There’s really only one thing he can say to that. “Yes, ma’am.”

“Good.” She leans forward, her face right next to his, and for a moment he thinks-

-and then she turns away, leaving his hands clenched futilely on empty air.

He watches silently as she keys in something on his terminal - almost certainly deleting his unsent report - and then slaps her palm against the door access. She pauses there, silhouetted in the bright light of the hallway, and then turns to look back at him over her shoulder. He's painfully aware of the rifle sitting beside him on the bed, beautiful and deadly and worth more than his entire life.

“And X6? If if does go that way…”

A familiar wicked grin slashes the side of her mouth. Just try it, that grin says, and if you’re lucky I’ll kill you quick.

“Do yourself a favor- and shoot me in the back.”

At precisely oh-nine-hundred the next morning, X6-88 presents himself at the teleporter platform. The commander is there, in her scuffed black armor and her patched leather coat, trimming a broken thumbnail with her dagger and vibrating with ragged impatience.

She doesn’t belong here.

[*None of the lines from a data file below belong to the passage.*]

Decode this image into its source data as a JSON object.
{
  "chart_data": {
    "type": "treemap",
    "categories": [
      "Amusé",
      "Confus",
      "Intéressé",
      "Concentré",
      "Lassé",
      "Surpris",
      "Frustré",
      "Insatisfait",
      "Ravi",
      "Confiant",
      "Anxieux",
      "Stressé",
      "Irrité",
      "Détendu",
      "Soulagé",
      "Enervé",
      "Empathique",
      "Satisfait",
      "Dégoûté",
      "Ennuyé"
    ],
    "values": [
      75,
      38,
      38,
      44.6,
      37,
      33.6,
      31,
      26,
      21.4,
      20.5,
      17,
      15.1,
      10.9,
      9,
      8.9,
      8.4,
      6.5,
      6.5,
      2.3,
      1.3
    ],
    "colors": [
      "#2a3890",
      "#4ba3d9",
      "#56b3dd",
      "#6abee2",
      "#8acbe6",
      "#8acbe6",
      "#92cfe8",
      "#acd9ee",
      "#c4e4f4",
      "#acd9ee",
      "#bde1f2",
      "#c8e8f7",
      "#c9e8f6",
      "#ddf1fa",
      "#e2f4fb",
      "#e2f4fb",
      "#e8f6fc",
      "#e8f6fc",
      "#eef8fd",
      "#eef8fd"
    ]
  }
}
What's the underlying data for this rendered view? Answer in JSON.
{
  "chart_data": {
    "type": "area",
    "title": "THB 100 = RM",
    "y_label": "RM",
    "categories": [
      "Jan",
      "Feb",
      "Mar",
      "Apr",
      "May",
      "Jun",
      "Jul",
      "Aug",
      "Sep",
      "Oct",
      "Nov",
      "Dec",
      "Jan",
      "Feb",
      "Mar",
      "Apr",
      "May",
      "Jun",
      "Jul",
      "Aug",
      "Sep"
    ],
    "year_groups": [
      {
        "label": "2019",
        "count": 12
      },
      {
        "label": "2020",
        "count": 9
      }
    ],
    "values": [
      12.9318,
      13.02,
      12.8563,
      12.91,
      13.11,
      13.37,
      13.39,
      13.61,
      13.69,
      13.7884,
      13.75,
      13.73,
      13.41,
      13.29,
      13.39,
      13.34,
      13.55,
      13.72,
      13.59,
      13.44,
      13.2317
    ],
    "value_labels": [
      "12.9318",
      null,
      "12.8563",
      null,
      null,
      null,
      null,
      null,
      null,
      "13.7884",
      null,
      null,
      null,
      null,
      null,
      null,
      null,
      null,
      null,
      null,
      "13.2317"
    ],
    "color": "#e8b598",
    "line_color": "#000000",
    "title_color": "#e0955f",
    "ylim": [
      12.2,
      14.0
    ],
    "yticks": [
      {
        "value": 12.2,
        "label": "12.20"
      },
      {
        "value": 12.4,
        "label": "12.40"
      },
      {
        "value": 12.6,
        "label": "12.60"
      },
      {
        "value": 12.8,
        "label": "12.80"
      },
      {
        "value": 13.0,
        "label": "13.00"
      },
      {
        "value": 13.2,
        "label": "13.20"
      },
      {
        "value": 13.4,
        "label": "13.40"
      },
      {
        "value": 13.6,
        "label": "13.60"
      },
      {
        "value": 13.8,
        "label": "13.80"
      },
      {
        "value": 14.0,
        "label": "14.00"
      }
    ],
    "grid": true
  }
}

He can see that now; it’s so clear that he can’t believe he never saw it before. She’s too big for the narrow halls of the Institute, her hands too bloody for its white walls. Kellogg was the same way, but Kellogg didn’t care enough to belong anywhere. Sole has things to belong to, and more importantly, things that belong to her. She’ll burn down the whole world, to keep them safe. He’s always known that.

He never understood, before, just how deep her claim went.

He sees the moment she registers his presence: her shoulders go tense, and the angle of her head changes, just slightly, so that she can see his face from behind the blank reflective safety of her sunglasses. He holds still and waits, with a sniper’s patience he’s learned from MacCready, and lets her see what she will.

“Nice rifle,” she says, after a minute.

He doesn’t smile: there’s a camera right over their heads, trained on the both of them. But he wants to, and he knows that she can see it in his eyes, because his own shades are tucked away in his pocket.

“It’d be a waste to leave it behind.”

“Wouldn’t it, though?” Her answering grin moves from her eyes to her face in fits and starts, showing less in her mouth than in the lopsided pull at her scarred cheek, in the creases at the tender skin around her eyes. The knife disappears up her sleeve, and she straightens away from the wall, and her sideways smile, when it finishes arriving, is sharp enough to cut. “C’mon, then, soldier. We’ve got a building full of raiders between us and that doodad, and it’d be a shame to keep them waiting.”

“I’m right behind you, ma’am,” he says, and it feels like the first true thing he’s ever said. “You can count on me.”